The Chartered Management Institute (CMI) study found that at a UK level, women face a 57-year wait for equality.
The figures have been released to coincide with the 40th anniversary of the Equal Pay Act.
The survey found that even at junior management level, the pay gap still existed, with men being paid £797 more than female executives in Scotland.
Across the UK as a whole, women in the Midlands fared the worst, taking home on average £10,434 less than men.
Those in the North East fared the best, where the gap was smallest at £8,955, according to the survey of more than 43,000 managers in 200 organisations.
The IT and pharmaceutical industries had the widest gap for men and women's pay rates, at £17,736 and £14,018 respectively.
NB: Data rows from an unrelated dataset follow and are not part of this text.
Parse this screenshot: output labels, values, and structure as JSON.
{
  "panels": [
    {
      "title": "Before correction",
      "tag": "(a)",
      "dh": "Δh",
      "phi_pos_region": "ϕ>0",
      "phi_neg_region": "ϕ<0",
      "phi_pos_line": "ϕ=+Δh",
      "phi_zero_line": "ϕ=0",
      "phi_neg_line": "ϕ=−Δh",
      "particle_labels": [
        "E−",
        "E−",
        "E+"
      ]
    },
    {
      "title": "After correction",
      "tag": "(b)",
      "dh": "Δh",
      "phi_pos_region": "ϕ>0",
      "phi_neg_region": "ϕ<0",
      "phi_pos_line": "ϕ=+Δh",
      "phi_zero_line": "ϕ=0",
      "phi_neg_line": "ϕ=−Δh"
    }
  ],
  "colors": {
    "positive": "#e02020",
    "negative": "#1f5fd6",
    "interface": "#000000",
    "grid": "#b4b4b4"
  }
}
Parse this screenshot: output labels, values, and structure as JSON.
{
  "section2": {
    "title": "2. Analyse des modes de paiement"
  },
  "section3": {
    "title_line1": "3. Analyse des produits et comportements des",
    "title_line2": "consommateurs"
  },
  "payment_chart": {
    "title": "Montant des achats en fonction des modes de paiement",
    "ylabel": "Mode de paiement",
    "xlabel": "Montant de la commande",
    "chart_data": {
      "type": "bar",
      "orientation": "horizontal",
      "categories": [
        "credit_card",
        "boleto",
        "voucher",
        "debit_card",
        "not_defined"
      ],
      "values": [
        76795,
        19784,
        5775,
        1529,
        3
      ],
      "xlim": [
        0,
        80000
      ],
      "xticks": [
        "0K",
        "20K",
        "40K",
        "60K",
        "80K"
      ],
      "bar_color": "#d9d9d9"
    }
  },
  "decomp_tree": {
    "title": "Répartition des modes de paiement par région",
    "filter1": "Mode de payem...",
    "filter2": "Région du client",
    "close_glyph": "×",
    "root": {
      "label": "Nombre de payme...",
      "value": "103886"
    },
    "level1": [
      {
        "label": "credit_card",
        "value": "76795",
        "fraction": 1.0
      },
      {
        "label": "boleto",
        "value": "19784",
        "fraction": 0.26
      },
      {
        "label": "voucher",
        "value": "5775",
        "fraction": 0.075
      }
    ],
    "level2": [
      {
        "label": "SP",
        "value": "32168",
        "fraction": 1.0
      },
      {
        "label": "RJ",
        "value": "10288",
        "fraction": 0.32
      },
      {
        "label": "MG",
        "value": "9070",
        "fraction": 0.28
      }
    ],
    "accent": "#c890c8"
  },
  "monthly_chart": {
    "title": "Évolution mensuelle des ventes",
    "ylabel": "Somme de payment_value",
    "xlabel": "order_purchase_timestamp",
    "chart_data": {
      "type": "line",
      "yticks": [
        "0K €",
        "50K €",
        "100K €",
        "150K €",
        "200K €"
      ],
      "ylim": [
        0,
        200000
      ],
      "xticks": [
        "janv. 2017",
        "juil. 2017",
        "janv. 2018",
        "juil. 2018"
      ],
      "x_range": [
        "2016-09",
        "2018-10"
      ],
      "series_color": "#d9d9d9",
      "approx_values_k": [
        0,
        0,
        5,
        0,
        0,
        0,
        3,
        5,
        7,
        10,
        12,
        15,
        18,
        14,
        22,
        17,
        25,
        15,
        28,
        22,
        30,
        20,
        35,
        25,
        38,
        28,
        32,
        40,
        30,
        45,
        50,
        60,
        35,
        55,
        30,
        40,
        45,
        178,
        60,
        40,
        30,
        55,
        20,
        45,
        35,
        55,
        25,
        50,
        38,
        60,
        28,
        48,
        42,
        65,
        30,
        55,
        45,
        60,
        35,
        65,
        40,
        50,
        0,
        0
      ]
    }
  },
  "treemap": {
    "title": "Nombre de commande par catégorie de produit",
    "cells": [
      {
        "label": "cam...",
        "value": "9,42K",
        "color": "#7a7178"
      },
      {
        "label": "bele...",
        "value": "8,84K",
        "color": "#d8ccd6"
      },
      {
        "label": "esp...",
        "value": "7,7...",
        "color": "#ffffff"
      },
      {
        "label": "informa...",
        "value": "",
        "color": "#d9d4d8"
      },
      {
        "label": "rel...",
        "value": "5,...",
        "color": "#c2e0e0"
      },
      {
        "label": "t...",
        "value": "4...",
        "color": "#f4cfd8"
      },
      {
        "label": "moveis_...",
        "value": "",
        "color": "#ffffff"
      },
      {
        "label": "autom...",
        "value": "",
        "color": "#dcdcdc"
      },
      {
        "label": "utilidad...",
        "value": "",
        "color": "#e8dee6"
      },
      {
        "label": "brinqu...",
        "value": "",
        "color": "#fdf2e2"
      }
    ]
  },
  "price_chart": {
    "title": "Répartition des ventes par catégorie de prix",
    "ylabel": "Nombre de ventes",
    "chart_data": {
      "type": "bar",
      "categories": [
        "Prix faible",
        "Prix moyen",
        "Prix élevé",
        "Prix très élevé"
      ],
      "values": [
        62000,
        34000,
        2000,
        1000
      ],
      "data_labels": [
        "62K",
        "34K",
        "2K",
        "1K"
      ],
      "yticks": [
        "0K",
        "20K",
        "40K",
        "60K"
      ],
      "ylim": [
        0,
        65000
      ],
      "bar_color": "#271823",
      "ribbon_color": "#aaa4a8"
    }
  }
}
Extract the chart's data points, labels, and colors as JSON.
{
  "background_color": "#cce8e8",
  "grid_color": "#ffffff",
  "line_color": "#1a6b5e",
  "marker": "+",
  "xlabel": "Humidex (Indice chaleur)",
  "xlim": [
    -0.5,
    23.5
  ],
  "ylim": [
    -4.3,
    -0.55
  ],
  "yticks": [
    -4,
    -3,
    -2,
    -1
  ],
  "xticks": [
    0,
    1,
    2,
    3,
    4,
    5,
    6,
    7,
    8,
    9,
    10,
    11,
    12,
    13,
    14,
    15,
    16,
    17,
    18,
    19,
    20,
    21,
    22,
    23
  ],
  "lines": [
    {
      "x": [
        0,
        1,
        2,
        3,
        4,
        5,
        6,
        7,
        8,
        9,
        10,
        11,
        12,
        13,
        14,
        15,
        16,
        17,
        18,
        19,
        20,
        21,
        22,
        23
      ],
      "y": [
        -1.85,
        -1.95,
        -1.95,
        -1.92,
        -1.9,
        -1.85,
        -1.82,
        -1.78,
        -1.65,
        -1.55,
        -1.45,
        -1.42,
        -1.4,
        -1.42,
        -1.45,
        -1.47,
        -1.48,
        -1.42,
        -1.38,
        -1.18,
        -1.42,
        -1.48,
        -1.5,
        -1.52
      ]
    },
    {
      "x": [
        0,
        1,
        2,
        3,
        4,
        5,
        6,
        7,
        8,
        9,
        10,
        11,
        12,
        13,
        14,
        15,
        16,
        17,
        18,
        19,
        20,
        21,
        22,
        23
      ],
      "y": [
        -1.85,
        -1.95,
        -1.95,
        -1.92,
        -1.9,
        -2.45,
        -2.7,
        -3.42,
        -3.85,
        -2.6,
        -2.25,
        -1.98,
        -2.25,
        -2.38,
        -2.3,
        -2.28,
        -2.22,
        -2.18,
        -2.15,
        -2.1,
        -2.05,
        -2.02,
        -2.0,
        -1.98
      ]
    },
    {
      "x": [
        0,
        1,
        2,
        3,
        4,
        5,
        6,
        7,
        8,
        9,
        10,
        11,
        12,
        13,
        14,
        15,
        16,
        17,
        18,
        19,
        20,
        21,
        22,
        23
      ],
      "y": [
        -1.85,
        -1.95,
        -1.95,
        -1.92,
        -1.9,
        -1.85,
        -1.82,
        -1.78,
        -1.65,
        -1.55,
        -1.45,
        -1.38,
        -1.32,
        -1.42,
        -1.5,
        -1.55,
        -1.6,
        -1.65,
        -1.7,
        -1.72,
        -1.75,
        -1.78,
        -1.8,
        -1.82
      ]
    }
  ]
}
As well as stark differences in pay, the research also revealed a contrast between male and female labour turnover rates nationally, particularly with regard to redundancy.
In the past 12 months, 4.5% of the female workforce was made redundant, compared with just 3% of men.
End Quote Petra Wilson CMI
We want to see government take greater steps to enforce pay equality by monitoring organisations more closely and naming and shaming those who fail to pay male and female staff fairly”
At the top level, 7.7% of female directors voluntarily left their posts in the past year, compared with just 3.6% of men.
Female resignations at director level were also up from 5.3% on the previous year.
CMI's head of policy Petra Wilton said: "Girls born in Scotland this year will face the probability of working for around 33 years in the shadow of unequal pay.
"The prospect of continued decades of pay inequality cannot be allowed to become reality.
"We want to see government take greater steps to enforce pay equality by monitoring organisations more closely and naming and shaming those who fail to pay male and female staff fairly."
Ms Wilton also called on employers to recruit from a wider "talent pool" if they wanted to attract the country's best workers.
A spokesman for the Equality and Human Rights Commission said: "Forty years after the Equal Pay Act, women can still expect to earn less than 85 pence for every pound their male colleagues earn. In some sectors the pay gap is far worse."
He added that the reasons for the persistent pay gap remained stereotyping of women's capabilities and skills combined with the fact that women continue to bear the brunt of caring responsibilities.